Genèse et Expansion Territoriale de la ville sainte de Touba :
L'approche par le territoire est centrale pour comprendre Touba, qui a permis une "dispersion" des disciples avant un "reflux" et une urbanisation. L'idée d’”ensemencement" du territoire, de "dissémination" et de "récolte" est sous-jacente à ce processus. La dispersion des saints et l'enterrement de Cheikh Ahmadou Bamba à Touba marquent le territoire.
Rôle du Khalife et Contrôle Foncier :
Le khalife général se comporte comme le guide spirituel suprême et exerce un pouvoir foncier prégnant sur le sol urbain et ses extensions. Les khalifes successifs ont utilisé le contrôle foncier comme moyen de légitimation et d'affirmation de leur lignée familiale. Des quartiers entiers ont été attribués à des fils du fondateur et des faveurs foncières ont été accordées à des familles notables et des marabouts de deuxième et troisième génération. Thierno Diaw témoigne : "J'ai vu les "décisions" de mes propres yeux, c'est lui qui les a démarchées .. ensuite, il a appelé chacun des marabouts et lui a remis son attestation et le plan de son quartier". Cette autonomie administrative et de gestion foncière a fait de la terre un enjeu politique et commercial.

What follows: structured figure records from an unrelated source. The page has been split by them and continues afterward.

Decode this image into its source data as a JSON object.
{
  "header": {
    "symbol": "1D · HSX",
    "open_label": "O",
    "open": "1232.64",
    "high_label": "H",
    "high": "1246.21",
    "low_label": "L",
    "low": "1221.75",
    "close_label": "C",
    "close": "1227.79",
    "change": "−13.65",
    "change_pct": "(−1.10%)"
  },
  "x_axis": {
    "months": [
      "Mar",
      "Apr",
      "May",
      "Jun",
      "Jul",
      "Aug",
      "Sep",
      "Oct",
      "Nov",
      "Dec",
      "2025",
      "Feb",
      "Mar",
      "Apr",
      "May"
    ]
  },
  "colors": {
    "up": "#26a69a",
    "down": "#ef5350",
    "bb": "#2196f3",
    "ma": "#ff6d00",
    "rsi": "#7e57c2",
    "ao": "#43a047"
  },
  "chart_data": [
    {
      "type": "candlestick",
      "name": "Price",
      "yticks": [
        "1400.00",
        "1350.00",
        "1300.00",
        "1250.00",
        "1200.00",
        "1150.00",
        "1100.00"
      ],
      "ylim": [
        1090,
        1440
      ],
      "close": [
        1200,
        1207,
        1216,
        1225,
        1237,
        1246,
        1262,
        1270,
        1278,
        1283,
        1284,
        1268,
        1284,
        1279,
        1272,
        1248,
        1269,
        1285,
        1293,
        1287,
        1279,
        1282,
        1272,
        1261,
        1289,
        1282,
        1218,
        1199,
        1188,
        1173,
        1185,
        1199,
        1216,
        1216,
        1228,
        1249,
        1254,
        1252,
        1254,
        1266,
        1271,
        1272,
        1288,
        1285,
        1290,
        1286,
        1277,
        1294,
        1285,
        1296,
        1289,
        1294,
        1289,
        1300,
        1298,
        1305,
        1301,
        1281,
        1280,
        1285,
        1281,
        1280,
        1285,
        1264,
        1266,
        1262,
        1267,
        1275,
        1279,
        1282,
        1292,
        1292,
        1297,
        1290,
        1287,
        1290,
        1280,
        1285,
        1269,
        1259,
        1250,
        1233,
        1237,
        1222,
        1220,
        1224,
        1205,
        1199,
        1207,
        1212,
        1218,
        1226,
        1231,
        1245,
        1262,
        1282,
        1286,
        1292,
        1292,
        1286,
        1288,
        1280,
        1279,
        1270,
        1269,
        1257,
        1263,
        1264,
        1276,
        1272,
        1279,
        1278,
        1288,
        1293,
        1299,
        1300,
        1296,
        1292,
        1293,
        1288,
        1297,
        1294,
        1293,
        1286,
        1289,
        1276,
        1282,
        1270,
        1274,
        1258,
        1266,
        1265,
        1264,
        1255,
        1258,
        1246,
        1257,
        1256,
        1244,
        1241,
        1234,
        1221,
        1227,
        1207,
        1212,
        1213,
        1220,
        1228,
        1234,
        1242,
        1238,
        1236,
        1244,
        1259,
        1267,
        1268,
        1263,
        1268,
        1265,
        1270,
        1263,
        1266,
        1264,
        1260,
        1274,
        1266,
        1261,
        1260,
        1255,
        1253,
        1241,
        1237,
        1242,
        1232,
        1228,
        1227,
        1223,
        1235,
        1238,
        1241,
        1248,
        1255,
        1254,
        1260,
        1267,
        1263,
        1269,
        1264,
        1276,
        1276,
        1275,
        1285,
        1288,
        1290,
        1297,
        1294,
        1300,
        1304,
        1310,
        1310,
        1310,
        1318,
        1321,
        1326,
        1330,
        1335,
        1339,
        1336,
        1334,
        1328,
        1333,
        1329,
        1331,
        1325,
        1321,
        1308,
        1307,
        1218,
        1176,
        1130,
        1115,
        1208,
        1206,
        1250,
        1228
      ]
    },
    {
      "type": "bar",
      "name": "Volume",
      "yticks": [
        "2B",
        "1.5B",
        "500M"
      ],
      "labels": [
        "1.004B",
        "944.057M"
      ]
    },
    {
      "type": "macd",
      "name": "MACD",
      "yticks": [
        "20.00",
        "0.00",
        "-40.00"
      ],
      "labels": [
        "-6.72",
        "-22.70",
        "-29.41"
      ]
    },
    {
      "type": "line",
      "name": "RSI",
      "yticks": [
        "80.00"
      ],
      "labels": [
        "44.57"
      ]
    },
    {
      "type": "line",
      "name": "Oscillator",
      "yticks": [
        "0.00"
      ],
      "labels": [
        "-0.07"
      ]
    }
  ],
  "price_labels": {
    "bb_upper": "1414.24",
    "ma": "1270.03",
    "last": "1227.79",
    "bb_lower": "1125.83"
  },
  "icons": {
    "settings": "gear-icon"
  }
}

Organisation en Quartiers Lignages :
Après avoir préparé les villages lignages à l'urbain, le khalife les a transformés en quartiers de la ville, leur conférant un pouvoir de gestion foncière sur les terres attribuées. Cependant, les limites de ces quartiers ne correspondent pas toujours aux anciens terroirs.
Financement et Investissements :
Une tradition de financement et d'investissement par les disciples du monde entier contribue au développement de Touba. De nombreuses actions dans la ville sont attribuées au khalife, même si elles sont parfois le fait de l'État ou d'autres acteurs.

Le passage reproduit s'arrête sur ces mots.